Enunciado 1º: juiz deve obedecer à lei que não ofende a Constituição
A propósito: que tal uma filtragem constitucional desses enunciados do Fonaje (e de outros feitos por aí)? Sugiro um: "O juiz deve cumprir a lei que não ofenda a Constituição"[2]. Seria uma espécie de “enunciado fundamental”. Um “Grund” enunciado. Que seria o fundamento de todos os demais enunciados. Uma norma fundamental dos enunciados (a Grundnormdos enunciados). Parece-lhes bom? Ora, sei bem do que falo: uso alternativo do Direito não combina com democracia. Se o Direito for democraticamente produzido (respeitados os princípios da dignidade, num plano mais geral, para falarmos com Dworkin), temos, sim, o dever moral de observar seus ditames. O resto é decisionismo, mesmo. É desobediência. Ou obstrução hermenêutica da aplicação da lei. Escolham.

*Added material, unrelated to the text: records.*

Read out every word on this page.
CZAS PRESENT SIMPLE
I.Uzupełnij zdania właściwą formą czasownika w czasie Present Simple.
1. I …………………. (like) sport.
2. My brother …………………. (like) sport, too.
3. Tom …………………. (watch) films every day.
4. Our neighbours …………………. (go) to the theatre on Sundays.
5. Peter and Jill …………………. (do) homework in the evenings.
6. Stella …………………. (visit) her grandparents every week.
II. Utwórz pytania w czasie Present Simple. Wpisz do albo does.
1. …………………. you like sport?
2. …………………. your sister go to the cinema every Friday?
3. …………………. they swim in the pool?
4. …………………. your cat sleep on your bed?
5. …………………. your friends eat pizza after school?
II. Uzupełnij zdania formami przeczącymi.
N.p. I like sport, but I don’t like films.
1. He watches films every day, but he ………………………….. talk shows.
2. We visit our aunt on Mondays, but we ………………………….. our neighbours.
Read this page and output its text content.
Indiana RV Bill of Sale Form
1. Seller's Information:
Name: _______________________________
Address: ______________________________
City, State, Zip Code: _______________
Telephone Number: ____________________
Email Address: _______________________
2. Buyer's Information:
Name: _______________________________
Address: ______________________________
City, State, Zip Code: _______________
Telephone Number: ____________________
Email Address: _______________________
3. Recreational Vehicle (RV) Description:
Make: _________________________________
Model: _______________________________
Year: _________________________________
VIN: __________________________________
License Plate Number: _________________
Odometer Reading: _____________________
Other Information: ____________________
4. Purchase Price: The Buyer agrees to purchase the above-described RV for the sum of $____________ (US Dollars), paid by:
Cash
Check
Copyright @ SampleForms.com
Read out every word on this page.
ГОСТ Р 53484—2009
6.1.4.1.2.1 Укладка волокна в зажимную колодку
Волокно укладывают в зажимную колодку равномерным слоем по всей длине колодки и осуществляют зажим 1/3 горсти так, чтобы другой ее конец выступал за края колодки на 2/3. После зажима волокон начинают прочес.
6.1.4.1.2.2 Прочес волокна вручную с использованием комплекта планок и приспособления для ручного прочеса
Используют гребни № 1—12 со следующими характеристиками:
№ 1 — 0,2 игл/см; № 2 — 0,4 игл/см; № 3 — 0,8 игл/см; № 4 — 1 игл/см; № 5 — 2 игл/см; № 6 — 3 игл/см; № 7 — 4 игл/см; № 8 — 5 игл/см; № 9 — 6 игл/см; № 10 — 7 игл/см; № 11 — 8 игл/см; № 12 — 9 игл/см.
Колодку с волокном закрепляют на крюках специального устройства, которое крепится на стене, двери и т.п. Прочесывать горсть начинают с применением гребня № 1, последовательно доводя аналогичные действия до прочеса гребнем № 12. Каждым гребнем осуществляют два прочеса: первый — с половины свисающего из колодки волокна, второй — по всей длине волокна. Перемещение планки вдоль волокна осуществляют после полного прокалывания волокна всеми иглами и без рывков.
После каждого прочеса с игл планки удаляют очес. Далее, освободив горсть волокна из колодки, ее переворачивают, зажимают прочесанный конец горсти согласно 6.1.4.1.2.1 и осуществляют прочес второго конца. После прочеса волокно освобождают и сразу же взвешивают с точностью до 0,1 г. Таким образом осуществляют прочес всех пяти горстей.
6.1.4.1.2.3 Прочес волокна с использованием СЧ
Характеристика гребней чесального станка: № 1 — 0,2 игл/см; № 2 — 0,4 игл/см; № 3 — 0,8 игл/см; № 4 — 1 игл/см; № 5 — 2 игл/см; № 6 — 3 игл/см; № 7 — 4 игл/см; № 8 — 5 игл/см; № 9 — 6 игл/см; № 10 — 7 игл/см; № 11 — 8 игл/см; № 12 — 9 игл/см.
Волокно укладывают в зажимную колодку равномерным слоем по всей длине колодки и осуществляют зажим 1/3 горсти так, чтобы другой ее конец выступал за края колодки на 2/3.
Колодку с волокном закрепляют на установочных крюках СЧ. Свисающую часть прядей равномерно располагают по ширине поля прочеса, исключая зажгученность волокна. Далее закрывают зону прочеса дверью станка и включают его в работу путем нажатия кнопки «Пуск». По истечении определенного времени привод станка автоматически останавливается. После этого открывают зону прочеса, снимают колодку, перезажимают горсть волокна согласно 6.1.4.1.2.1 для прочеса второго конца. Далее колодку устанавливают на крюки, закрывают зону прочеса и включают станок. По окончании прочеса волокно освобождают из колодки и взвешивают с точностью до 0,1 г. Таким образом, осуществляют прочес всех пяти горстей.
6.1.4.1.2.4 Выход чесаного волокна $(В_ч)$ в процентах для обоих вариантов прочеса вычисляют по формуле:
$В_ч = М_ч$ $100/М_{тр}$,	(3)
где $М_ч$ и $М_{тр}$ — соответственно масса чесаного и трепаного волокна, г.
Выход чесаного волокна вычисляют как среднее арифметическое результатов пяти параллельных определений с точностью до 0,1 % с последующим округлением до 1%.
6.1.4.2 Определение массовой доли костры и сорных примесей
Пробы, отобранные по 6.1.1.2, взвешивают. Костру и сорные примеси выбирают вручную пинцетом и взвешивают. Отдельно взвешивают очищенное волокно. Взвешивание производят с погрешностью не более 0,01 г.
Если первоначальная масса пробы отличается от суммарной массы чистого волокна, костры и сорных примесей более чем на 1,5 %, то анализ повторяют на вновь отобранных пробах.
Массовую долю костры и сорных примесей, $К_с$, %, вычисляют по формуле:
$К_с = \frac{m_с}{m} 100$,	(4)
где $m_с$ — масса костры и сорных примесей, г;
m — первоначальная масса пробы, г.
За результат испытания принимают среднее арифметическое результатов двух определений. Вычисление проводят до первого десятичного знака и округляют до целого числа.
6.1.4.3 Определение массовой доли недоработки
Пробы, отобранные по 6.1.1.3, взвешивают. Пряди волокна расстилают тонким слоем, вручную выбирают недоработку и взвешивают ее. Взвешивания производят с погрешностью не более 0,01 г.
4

P.S. Habermas tem toda razão ao fazer aquela pergunta quando da reunião na Dacha.



[1] De que modo podemos enfrentar esse quadro de crise da dogmática jurídica com professores que ainda defendem o jusnaturalismo como modo de “superar a letra da lei”? Ainda estamos nessa dicotomia? Como enfrentar esse quadro quando há professores discutindo o conceito e aplicação de prazos com base no “princípio” (sic) da continuidade? Isso é princípio? Logo, vai aparecer alguém que defenda o princípio do motocontínuo (ou do contínuo de moto, o que dá no mesmo). Essa overdose de voluntarismo e pamprincípios ainda vai intoxicar tanto o Direito a ponto de explodi-lo.
Bom, li, há pouco, que a Constituição não necessita de cláusulas pétreas... Será um novo constitucionalismo à brasileira? Cartas para a coluna, com o título “quem nos salvará do ativismo”.
[2] Em Jurisdição Constitucional e Decisão Jurídica (Saraiva, 2014), conto o que ocorreu em Espanha, dois anos após a Constituição de 1978. Em face a constante desobediência de os juízes não aplicarem a Constituição, o Tribunal Constitucional estabeleceu em um acórdão que os juízes deveriam interpretar todas as leis de acordo com a Constituição.

Lenio Luiz Streck é doutor em Direito (UFSC), pós-doutor em Direito (FDUL), professor titular da Unisinos e Unesa, membro catedrático da Academia Brasileira de Direito Constitucional, ex-procurador de Justiça do Rio Grande do Sul e advogado.